Why Having a Will is Important for All Parents
Many people believe that estate planning is only for the wealthy or the elderly. This couldn’t be further from the truth! All parents should have an estate plan in place to set forth their wishes for their children. In a Will, you can:
Name a Guardian to Care for Your Children
One of the most important things a parent can do through their Will is nominate the person they would choose to raise their children if the parent should pass away before the children reach age 18. If one parent dies, the other parent usually remains the natural guardian of the children. The laws of most states provide for parents to nominate a guardian to care for their children upon the death of both parents. One of the easiest ways to nominate a guardian is to include such a provision in your Will. If you do not nominate a guardian, a guardian will be selected according to state law and/or the Court, and unfortunately, the Court may appoint a guardian whom you would not have chosen.
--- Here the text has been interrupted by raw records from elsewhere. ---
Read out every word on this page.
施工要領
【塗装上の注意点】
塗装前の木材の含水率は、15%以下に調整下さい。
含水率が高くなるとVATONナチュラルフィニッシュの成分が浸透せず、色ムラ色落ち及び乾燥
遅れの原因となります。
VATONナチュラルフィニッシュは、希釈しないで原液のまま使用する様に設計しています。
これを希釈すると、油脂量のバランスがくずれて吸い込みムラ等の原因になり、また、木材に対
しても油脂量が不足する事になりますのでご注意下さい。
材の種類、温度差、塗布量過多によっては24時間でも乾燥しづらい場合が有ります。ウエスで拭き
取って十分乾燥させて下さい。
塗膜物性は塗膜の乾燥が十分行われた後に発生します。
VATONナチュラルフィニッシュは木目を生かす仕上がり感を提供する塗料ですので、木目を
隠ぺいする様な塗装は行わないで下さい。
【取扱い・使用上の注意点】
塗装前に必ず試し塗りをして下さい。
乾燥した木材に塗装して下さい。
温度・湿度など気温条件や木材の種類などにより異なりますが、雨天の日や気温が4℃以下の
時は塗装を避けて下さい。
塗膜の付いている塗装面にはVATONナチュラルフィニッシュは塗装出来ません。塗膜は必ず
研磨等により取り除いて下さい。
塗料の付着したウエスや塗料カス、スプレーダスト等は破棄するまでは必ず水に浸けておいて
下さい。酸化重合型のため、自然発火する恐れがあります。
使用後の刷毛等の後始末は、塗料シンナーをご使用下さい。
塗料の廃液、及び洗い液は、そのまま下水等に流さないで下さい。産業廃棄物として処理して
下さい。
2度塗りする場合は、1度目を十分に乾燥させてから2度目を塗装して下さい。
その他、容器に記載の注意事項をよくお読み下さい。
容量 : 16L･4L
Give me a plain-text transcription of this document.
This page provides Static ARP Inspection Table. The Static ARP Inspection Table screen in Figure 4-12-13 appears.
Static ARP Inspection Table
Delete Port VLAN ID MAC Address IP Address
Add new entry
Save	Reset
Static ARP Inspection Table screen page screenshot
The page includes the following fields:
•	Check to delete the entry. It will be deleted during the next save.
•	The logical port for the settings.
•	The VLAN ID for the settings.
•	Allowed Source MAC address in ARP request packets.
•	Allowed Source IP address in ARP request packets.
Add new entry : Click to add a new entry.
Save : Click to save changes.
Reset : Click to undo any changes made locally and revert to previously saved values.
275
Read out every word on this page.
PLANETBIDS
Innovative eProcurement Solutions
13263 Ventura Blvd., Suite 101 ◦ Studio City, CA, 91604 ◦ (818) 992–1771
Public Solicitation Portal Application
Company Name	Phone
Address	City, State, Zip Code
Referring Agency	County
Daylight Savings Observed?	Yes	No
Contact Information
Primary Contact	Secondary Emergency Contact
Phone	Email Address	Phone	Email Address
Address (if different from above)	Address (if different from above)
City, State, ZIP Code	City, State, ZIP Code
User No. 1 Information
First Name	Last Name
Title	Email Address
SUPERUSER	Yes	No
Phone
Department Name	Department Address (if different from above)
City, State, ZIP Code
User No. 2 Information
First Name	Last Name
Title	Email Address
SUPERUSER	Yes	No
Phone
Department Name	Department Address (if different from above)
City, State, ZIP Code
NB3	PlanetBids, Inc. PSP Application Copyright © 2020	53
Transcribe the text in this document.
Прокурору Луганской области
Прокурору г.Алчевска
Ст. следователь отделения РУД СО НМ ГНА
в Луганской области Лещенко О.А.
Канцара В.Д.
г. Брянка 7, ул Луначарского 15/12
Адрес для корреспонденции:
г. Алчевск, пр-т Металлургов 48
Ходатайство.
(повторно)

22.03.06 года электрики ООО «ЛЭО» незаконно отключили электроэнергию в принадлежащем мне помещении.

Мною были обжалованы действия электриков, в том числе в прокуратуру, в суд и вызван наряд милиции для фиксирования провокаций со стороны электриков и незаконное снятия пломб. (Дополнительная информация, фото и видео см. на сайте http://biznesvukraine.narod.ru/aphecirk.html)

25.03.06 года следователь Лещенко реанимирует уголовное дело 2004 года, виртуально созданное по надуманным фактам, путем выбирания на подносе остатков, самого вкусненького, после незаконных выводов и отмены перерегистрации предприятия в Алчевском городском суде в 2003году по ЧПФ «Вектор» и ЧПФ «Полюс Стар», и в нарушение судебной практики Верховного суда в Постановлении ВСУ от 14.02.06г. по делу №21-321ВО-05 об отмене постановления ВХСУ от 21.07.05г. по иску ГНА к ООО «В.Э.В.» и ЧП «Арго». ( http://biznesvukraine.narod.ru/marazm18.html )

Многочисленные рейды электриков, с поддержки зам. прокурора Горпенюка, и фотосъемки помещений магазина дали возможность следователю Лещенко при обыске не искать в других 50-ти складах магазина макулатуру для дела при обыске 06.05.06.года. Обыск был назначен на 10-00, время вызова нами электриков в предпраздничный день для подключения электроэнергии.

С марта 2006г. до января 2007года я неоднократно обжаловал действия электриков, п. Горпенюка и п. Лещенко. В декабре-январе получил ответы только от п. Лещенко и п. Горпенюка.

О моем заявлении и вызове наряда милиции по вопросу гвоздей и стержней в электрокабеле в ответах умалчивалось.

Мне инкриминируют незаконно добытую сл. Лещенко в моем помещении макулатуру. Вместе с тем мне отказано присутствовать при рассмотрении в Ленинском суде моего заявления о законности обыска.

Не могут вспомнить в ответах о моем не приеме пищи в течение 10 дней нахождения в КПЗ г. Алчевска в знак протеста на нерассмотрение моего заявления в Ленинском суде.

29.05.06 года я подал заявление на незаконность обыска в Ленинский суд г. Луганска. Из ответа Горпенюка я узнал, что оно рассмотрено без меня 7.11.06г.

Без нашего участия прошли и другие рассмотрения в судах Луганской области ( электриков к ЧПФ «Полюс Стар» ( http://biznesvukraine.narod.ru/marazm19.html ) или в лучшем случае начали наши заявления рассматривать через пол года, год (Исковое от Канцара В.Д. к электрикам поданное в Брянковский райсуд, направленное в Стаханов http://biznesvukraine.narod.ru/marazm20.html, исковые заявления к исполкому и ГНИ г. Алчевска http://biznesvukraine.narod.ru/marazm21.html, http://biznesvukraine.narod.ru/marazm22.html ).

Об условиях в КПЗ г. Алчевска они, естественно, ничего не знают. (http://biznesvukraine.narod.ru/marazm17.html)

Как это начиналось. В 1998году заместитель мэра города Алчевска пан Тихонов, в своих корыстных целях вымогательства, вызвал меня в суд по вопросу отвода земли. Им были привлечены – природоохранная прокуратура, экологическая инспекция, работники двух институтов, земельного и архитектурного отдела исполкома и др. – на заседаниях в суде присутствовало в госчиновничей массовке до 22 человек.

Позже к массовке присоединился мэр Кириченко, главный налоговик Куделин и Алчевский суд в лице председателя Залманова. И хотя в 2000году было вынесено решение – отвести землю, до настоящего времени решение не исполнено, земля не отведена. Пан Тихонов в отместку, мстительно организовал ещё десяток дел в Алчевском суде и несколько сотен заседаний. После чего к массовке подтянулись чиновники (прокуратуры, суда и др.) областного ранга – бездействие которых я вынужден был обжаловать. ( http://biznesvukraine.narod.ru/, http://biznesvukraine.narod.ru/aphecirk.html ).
Plan for the Care of the Assets Left to Your Children
For a young family, estate planning may be as simple as two Wills which contain provisions for a testamentary trust, if needed. A testamentary trust is a trust created by a Will whereby a Trustee is named to manage the children’s inheritance until they are older and mature enough to handle it themselves. The trust assets can be used by the Trustee to pay expenses to take care of the children and will be kept in trust until whatever age the parents deem best. Perhaps half of the trust would be distributed at age 25 and half at age 30, or whatever ages you choose. Without a trust, the children would receive the assets when they turn age 18, even though many 18-year olds lack the maturity to handle a large amount of money or property. A testamentary trust is not established until after the death of both spouses and there is no need to transfer any assets or in any way interrupt your current business affairs while either parent is alive.
Even if you do not have substantial assets, but you have life insurance, it is important to have a testamentary trust established in your Will and to have any life insurance proceeds paid into such trust for the minor children in the event of the death of both parents. Having the life insurance paid into the testamentary trust will prevent the children from receiving it all in a lump sum.
Name a Person to Handle the Affairs of Your Estate
In a Will, you can nominate a person to be the Personal Representative, or Executor, of your estate. You should nominate a person who knows and cares about your family and about your property. If you do not nominate a person, a Personal Representative will be selected by the Court according to state law (normally a spouse, adult child, parent, or sibling of the deceased). The nomination of a Personal Representative in your Will can save your estate time and money.
As you can see, a Will does much more than simply distribute a person’s property after their death. Having a Will is a must for anyone with children. While most parents don’t want to think about dying before their children are grown up, that possibility should be considered and an estate plan put in place to protect and provide for your children’s future in the event of your death.